Adalah suatu keistimewaan besar bagi saya berada di sini pada acara ini. Sebenarnya, Bali bukan hanya mewakili lingkungan yang sangat menyenangkan, tetapi ia juga mempunyai peran bersejarah yang sangat utama dalam melukiskan apa yang harus dilakukan di Kopenhagen, karena harap diingat bahwa di Bali kita menentukan garis haluan yang mudah-mudahan akan membawa kita ke tujuan kita. Saya percaya ini adalah saat-saat yang bersejarah dalam bidang perubahan iklim dan semuanya yang berhubungan dengan pengetahuan di wilayah yang kritis ini dari usaha keras manusia.

Menurut saya kita tahu bahwa tugas kita belum berakhir. Karya ilmu pengetahuan dalam memotivasi, dalam mendefinisikan tindakan, dalam memfasilitasi apa yang perlu dilakukan sudah pasti belum berakhir; ini hanyalah permulaan saja. Karena kita harus ingat bahwa jika kita mencapai kesepakatan di Kopenhagen, yang saya yakin akan terjadi, maka akan terjadi gerakan dari berbagai sudut di seluruh dunia.

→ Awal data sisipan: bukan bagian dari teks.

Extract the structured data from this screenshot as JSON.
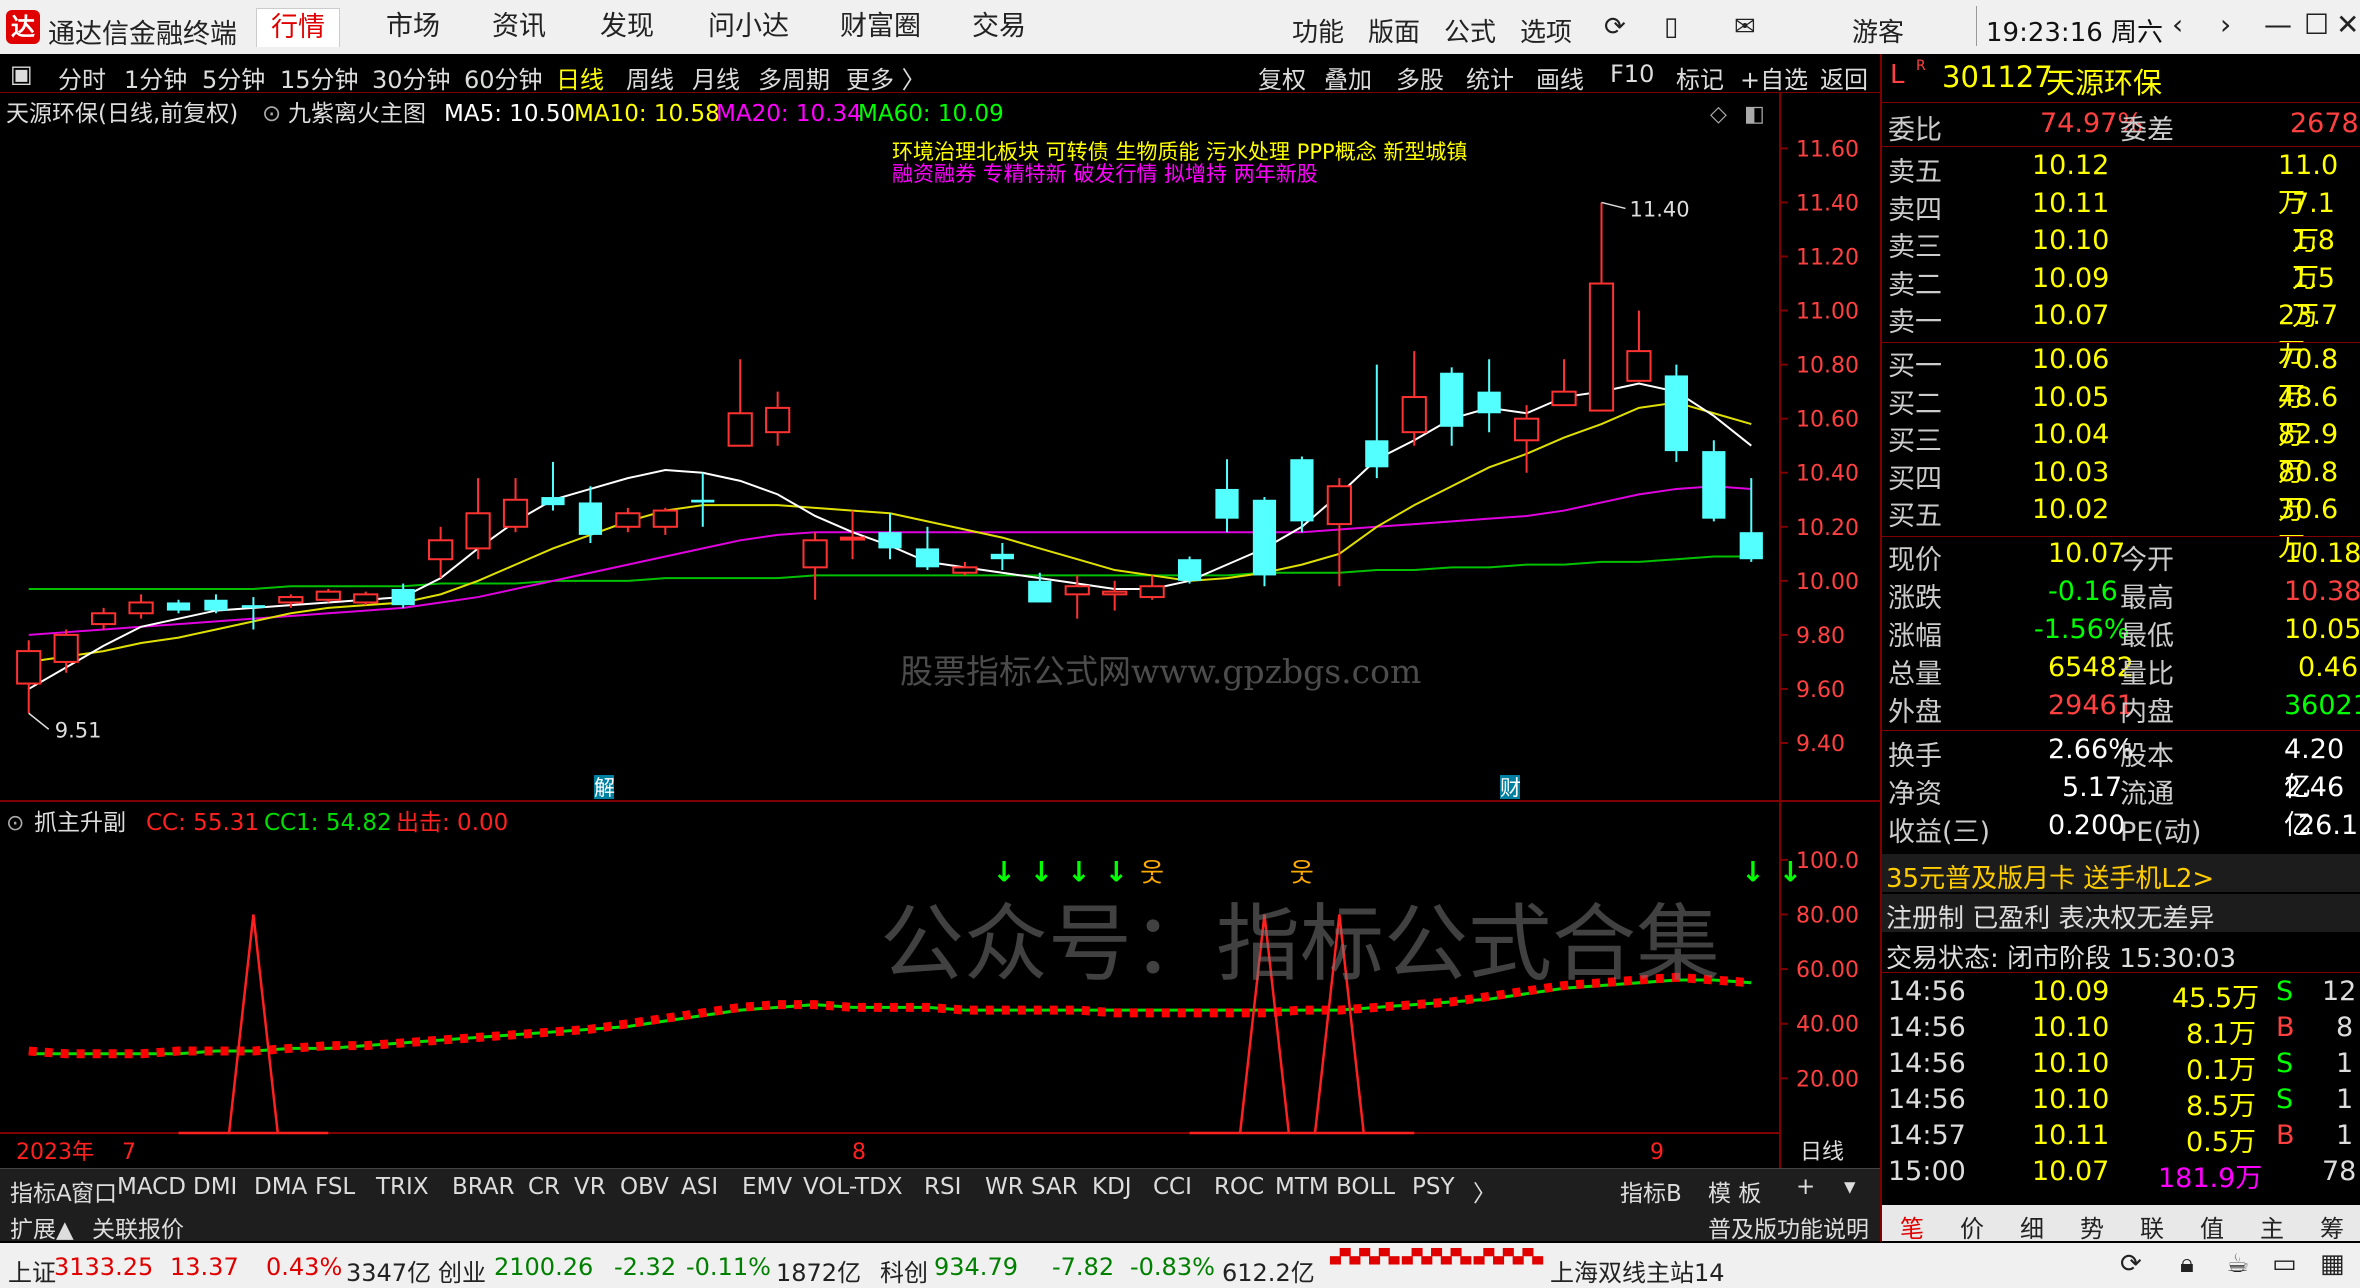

PEMBAWA ACARA: Pada bulan Nopember 2007, Panel meluncurkan Laporan Kajiannya yang Keempat, “Perubahan Iklim 2007,” dengan lebih dari 1.200 pengarang dan 2.500 ilmuwan dari lebih dari 130 negara yang memberikan kontribusinya.

Rachmat Witoelar (L): Kami telah mempelajari Laporan Kajian Keempat dari IPCC bahwa iklim kita secara tegas dan terbukti telah berubah, dan perubahan seperti itu sepertinya tidak bisa dibalik. Masyarakat bisa dan telah memberikan respon terhadap perubahan iklim dengan beradaptasi terhadap dampaknya dan dengan mengurangi emisi gas rumah kaca (mitigasi), dengan mengurangi laju dan besarnya perubahan.

Seperti yang didemonstrasikan dalam beberapa tantangan iklim global lainnya, pembahasan dan kemajuan untuk beradaptasi dan mengurangi perubahan iklim sangat banyak didorong oleh kemajuan ilmu pengetahuan, yang terwujud di dalam IPCC dan ilmuwannya yang bereputasi tinggi. Kita berkumpul di sini di Bali untuk meletakkan fondasi yang kuat untuk laporan kajian IPCC yang berikutnya, yang jatuh tempo tahun 2014.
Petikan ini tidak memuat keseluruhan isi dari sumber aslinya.